I posit that instead of arguing endlessly over politics and social equity, a more productive starting point would be to build a deeper understanding of multi-agent dynamical systems. The questions raised above all come down to how to act optimally in a multi-agent system. Particular groups need to understand their dynamic relationship with the rest of society (e.g. the tech industry, wealthy elite, government, etc.). And humanity as a whole needs to understand its relationship with other species and our planet. There’s a tight set of feedback loops here, and if we can understand them, we might be able to shape them to our benefit.

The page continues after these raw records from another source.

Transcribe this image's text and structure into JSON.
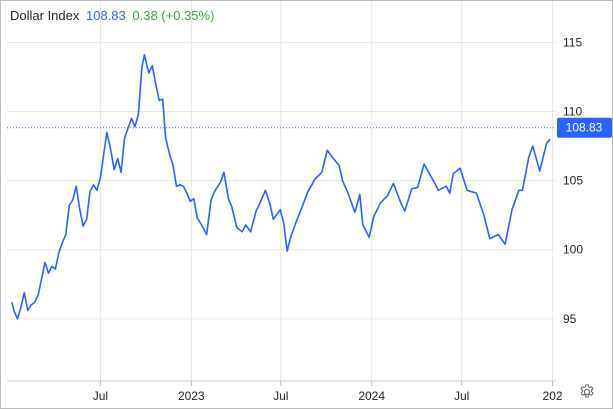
{
  "header": {
    "name": "Dollar Index",
    "price": "108.83",
    "change": "0.38 (+0.35%)"
  },
  "colors": {
    "line": "#2962ff",
    "badge": "#2962ff",
    "change_positive": "#3ba341",
    "grid": "#e6e6e6"
  },
  "icons": {
    "settings": "gear-icon"
  },
  "chart_data": {
    "type": "line",
    "title": "Dollar Index",
    "xlabel": "",
    "ylabel": "",
    "x_range": [
      "2022-01-01",
      "2024-12-31"
    ],
    "ylim": [
      90.5,
      118
    ],
    "x_ticks": [
      {
        "date": "2022-07-01",
        "label": "Jul"
      },
      {
        "date": "2023-01-01",
        "label": "2023"
      },
      {
        "date": "2023-07-01",
        "label": "Jul"
      },
      {
        "date": "2024-01-01",
        "label": "2024"
      },
      {
        "date": "2024-07-01",
        "label": "Jul"
      },
      {
        "date": "2025-01-01",
        "label": "202"
      }
    ],
    "y_ticks": [
      95,
      100,
      105,
      110,
      115
    ],
    "last_value": 108.83,
    "last_value_label": "108.83",
    "grid": true,
    "series": [
      {
        "x": [
          "2022-01-03",
          "2022-01-07",
          "2022-01-14",
          "2022-01-21",
          "2022-01-28",
          "2022-02-04",
          "2022-02-11",
          "2022-02-18",
          "2022-02-25",
          "2022-03-04",
          "2022-03-11",
          "2022-03-18",
          "2022-03-25",
          "2022-04-01",
          "2022-04-08",
          "2022-04-15",
          "2022-04-22",
          "2022-04-29",
          "2022-05-06",
          "2022-05-13",
          "2022-05-20",
          "2022-05-27",
          "2022-06-03",
          "2022-06-10",
          "2022-06-17",
          "2022-06-24",
          "2022-07-01",
          "2022-07-08",
          "2022-07-14",
          "2022-07-22",
          "2022-07-29",
          "2022-08-05",
          "2022-08-12",
          "2022-08-19",
          "2022-08-26",
          "2022-09-02",
          "2022-09-09",
          "2022-09-16",
          "2022-09-23",
          "2022-09-28",
          "2022-10-07",
          "2022-10-14",
          "2022-10-21",
          "2022-10-28",
          "2022-11-04",
          "2022-11-10",
          "2022-11-18",
          "2022-11-25",
          "2022-12-02",
          "2022-12-09",
          "2022-12-16",
          "2022-12-23",
          "2022-12-30",
          "2023-01-06",
          "2023-01-13",
          "2023-01-20",
          "2023-02-01",
          "2023-02-10",
          "2023-02-17",
          "2023-03-01",
          "2023-03-08",
          "2023-03-17",
          "2023-03-24",
          "2023-04-03",
          "2023-04-14",
          "2023-04-21",
          "2023-05-01",
          "2023-05-12",
          "2023-05-19",
          "2023-05-31",
          "2023-06-09",
          "2023-06-16",
          "2023-06-30",
          "2023-07-07",
          "2023-07-14",
          "2023-07-21",
          "2023-07-31",
          "2023-08-11",
          "2023-08-25",
          "2023-09-08",
          "2023-09-22",
          "2023-10-03",
          "2023-10-13",
          "2023-10-27",
          "2023-11-03",
          "2023-11-14",
          "2023-11-28",
          "2023-12-08",
          "2023-12-14",
          "2023-12-27",
          "2024-01-05",
          "2024-01-19",
          "2024-02-02",
          "2024-02-14",
          "2024-03-01",
          "2024-03-08",
          "2024-03-22",
          "2024-04-03",
          "2024-04-16",
          "2024-05-03",
          "2024-05-15",
          "2024-05-31",
          "2024-06-07",
          "2024-06-14",
          "2024-06-28",
          "2024-07-12",
          "2024-07-31",
          "2024-08-15",
          "2024-08-27",
          "2024-09-13",
          "2024-09-27",
          "2024-10-11",
          "2024-10-25",
          "2024-11-01",
          "2024-11-14",
          "2024-11-22",
          "2024-12-06",
          "2024-12-20",
          "2024-12-27"
        ],
        "y": [
          96.2,
          95.6,
          95.0,
          95.8,
          96.9,
          95.6,
          96.0,
          96.2,
          96.7,
          97.9,
          99.1,
          98.3,
          98.8,
          98.6,
          99.8,
          100.5,
          101.1,
          103.2,
          103.6,
          104.6,
          103.0,
          101.7,
          102.2,
          104.2,
          104.7,
          104.3,
          105.2,
          107.0,
          108.5,
          107.2,
          105.8,
          106.6,
          105.6,
          108.1,
          108.8,
          109.5,
          108.9,
          109.8,
          113.2,
          114.1,
          112.8,
          113.3,
          112.0,
          110.8,
          110.9,
          108.1,
          106.9,
          106.1,
          104.6,
          104.7,
          104.6,
          104.1,
          103.5,
          103.7,
          102.3,
          101.9,
          101.1,
          103.6,
          104.2,
          104.9,
          105.6,
          103.7,
          103.1,
          101.6,
          101.3,
          101.8,
          101.3,
          102.8,
          103.3,
          104.3,
          103.3,
          102.2,
          102.9,
          101.9,
          99.9,
          100.9,
          101.9,
          102.9,
          104.2,
          105.1,
          105.6,
          107.2,
          106.7,
          106.1,
          105.0,
          104.1,
          102.7,
          104.0,
          101.8,
          100.9,
          102.4,
          103.4,
          103.9,
          104.8,
          103.3,
          102.8,
          104.4,
          104.5,
          106.2,
          105.1,
          104.3,
          104.6,
          104.1,
          105.5,
          105.9,
          104.3,
          104.1,
          102.5,
          100.8,
          101.1,
          100.4,
          102.9,
          104.3,
          104.3,
          106.7,
          107.5,
          105.7,
          107.7,
          108.0
        ]
      }
    ]
  }
}
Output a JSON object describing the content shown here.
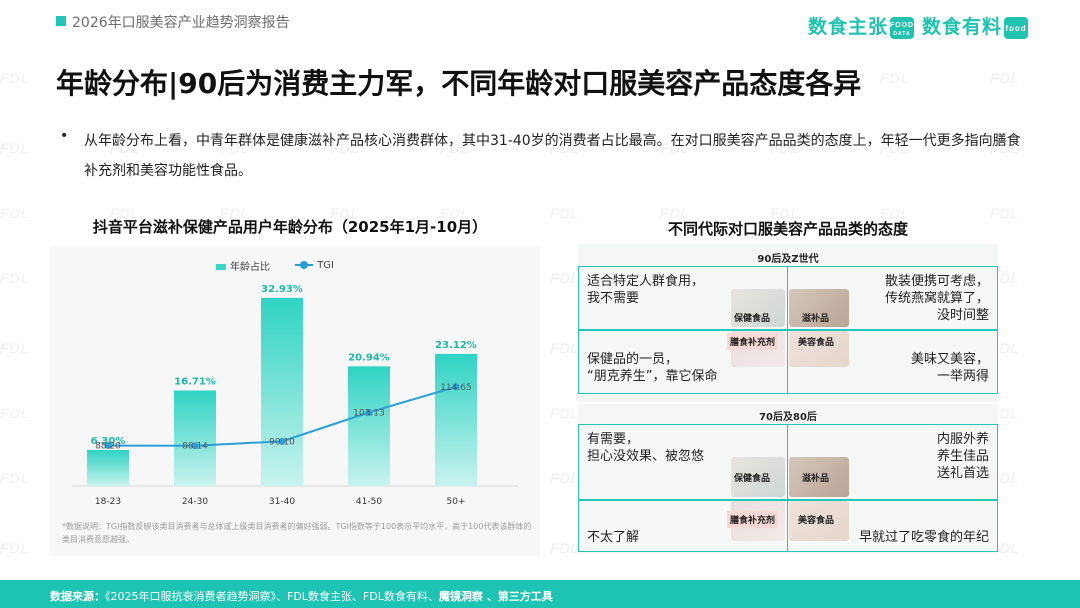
{
  "header": {
    "report_title": "2026年口服美容产业趋势洞察报告",
    "logo_1": "数食主张",
    "logo_2": "数食有料"
  },
  "watermark": "FDL",
  "title": "年龄分布|90后为消费主力军，不同年龄对口服美容产品态度各异",
  "bullet": "从年龄分布上看，中青年群体是健康滋补产品核心消费群体，其中31-40岁的消费者占比最高。在对口服美容产品品类的态度上，年轻一代更多指向膳食补充剂和美容功能性食品。",
  "left_chart": {
    "title": "抖音平台滋补保健产品用户年龄分布（2025年1月-10月）",
    "note": "*数据说明：TGI指数反映该类目消费者与总体或上级类目消费者的偏好强弱。TGI指数等于100表示平均水平，高于100代表该群体的类目消费意愿越强。"
  },
  "chart_data": {
    "type": "bar",
    "categories": [
      "18-23",
      "24-30",
      "31-40",
      "41-50",
      "50+"
    ],
    "series": [
      {
        "name": "年龄占比",
        "type": "bar",
        "values": [
          6.3,
          16.71,
          32.93,
          20.94,
          23.12
        ],
        "labels": [
          "6.30%",
          "16.71%",
          "32.93%",
          "20.94%",
          "23.12%"
        ]
      },
      {
        "name": "TGI",
        "type": "line",
        "values": [
          88.2,
          88.14,
          90.1,
          103.13,
          114.65
        ],
        "labels": [
          "88.20",
          "88.14",
          "90.10",
          "103.13",
          "114.65"
        ]
      }
    ],
    "legend_position": "top",
    "colors": {
      "bar": "#3ad6c8",
      "line": "#2a9fd6"
    }
  },
  "right_panel": {
    "title": "不同代际对口服美容产品品类的态度",
    "groups": [
      {
        "name": "90后及Z世代",
        "top_left": "适合特定人群食用，\n我不需要",
        "top_right": "散装便携可考虑，\n传统燕窝就算了，\n没时间整",
        "bottom_left": "保健品的一员，\n“朋克养生”，靠它保命",
        "bottom_right": "美味又美容，\n一举两得",
        "cat_tl": "保健食品",
        "cat_tr": "滋补品",
        "cat_bl": "膳食补充剂",
        "cat_br": "美容食品"
      },
      {
        "name": "70后及80后",
        "top_left": "有需要，\n担心没效果、被忽悠",
        "top_right": "内服外养\n养生佳品\n送礼首选",
        "bottom_left": "不太了解",
        "bottom_right": "早就过了吃零食的年纪",
        "cat_tl": "保健食品",
        "cat_tr": "滋补品",
        "cat_bl": "膳食补充剂",
        "cat_br": "美容食品"
      }
    ]
  },
  "footer": {
    "label": "数据来源：",
    "sources": "《2025年口服抗衰消费者趋势洞察》、FDL数食主张、FDL数食有料、",
    "bold_tail": "魔镜洞察 、第三方工具"
  }
}
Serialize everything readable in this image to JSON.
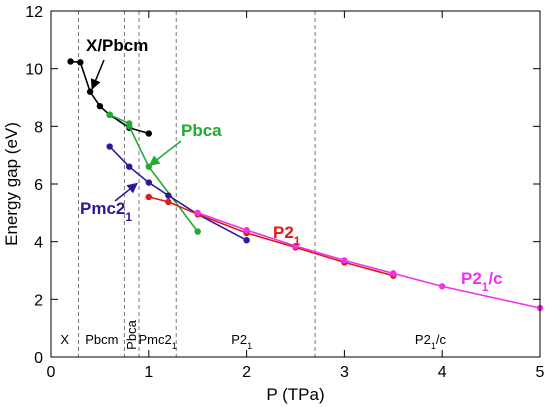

These are complex scenarios that we currently struggle to comprehend, leading to much uncertainty and conflict. We need better ways to talk about these things — better mathematical theories, and better computational tools. As we develop these tools, we can expect a better understanding of how our individual and collective behaviors ultimately shape our shared destiny. And if we reach a good understanding of how these relationships work, we will hopefully be able to convince ourselves of the right path, reach agreement on the way forward, and solve some of society’s greatest challenges.